As is the case with Fibromyalgia (FMS), it is difficult to diagnose, but I was lucky -- if you can call getting a diagnosis of Hypothyroidism 'lucky'.  Because Hypothyroidism can be proved with a simple blood test, my doctor lumped me into the FMS 'catch-all' diagnosis after not being able to find anything else definitive.  With the exception of the Chiari, I was never sick so even though they tested me for the usual suspects (Lupus, MS and the like), it was the Hypothyroidism that locked in the FMS diagnosis I live with today.
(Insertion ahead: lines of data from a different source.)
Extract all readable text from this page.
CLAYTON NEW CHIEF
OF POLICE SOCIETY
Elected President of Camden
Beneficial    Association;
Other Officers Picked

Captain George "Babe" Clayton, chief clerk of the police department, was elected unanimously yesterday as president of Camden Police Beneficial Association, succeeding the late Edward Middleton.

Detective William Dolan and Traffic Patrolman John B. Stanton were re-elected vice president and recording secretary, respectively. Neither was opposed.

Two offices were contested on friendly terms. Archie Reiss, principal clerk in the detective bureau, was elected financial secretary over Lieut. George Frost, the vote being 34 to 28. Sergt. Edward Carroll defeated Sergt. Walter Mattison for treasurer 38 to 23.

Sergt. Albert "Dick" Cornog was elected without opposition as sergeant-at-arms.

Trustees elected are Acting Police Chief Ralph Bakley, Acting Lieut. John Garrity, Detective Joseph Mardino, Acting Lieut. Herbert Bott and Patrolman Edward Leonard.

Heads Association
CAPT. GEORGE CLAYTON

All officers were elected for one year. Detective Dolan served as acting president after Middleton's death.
Secondly, I am trying to follow other people who have or had both FMS and ACM because I think the two illnesses are linked somehow.  There are some doctors who believe this as well, but trying to prove it seems even more difficult than proving FMS alone!  A lot of FMS patients who heard of the possibility that the surgery we go through for Chiari can help diminish or rid them all together of their FMS symptoms.  The doctors that don't follow this theory don't like the fact that their FMS patients are requesting this surgery.  Frankly, I wouldn't wish the surgery I went through on my worst enemy, so I almost understand those doctors.

Having said all that, however, unlike those FMS patients, I already had Chiari, so who knows that I couldn't benefit from the surgery in this context?  Ever since one of the nurses I've dealt with since FMS gave me a copy of the TV news report about the possible connection between FMS and ACM, I've been trying to research the possibilities myself and meeting people like you guys along the way.  If you are reading this and you, too, have or have had both of these illnesses, please feel free to send me a Private Message.  I'd LOVE to discuss all this with you.

Finally, the last reason I joined this group was because I've been noticing more and more of you who either just got the diagnosis and don't know which way to turn or you've already had surgery scheduled and have questions that I thought I may be able to answer for you.  It's been nearly 21 years since my surgery.  The hospital released me Labor Day weekend in '86 with no words of wisdom except "Have a nice life!", a prescription I couldn't fill in my state and a lovely new haircut that would follow me to my wedding day on December 31st just four months later, but I still have a lot to share if you need someone to talk to before your surgery.

I'll be here for you if you need an ear (or an eye, actually) so just look me up, OK?  In the interim, I hope you're all doing well and I'm glad to be here for you when you're ready to talk, OK?  'Till then....

SBernheart  [;}]

 

hi there, i work with the careplace team. i think careplace is awesome. i hope it will really help people to share, support eachother and learn. we can all use support and understanding and it is so important for all of us who have experienced difficulties to have a safe and informative forum in which to do so. thanks for visiting - it is really rewarding for all of us to see people reaching out to eachother - it is what careplace is all about.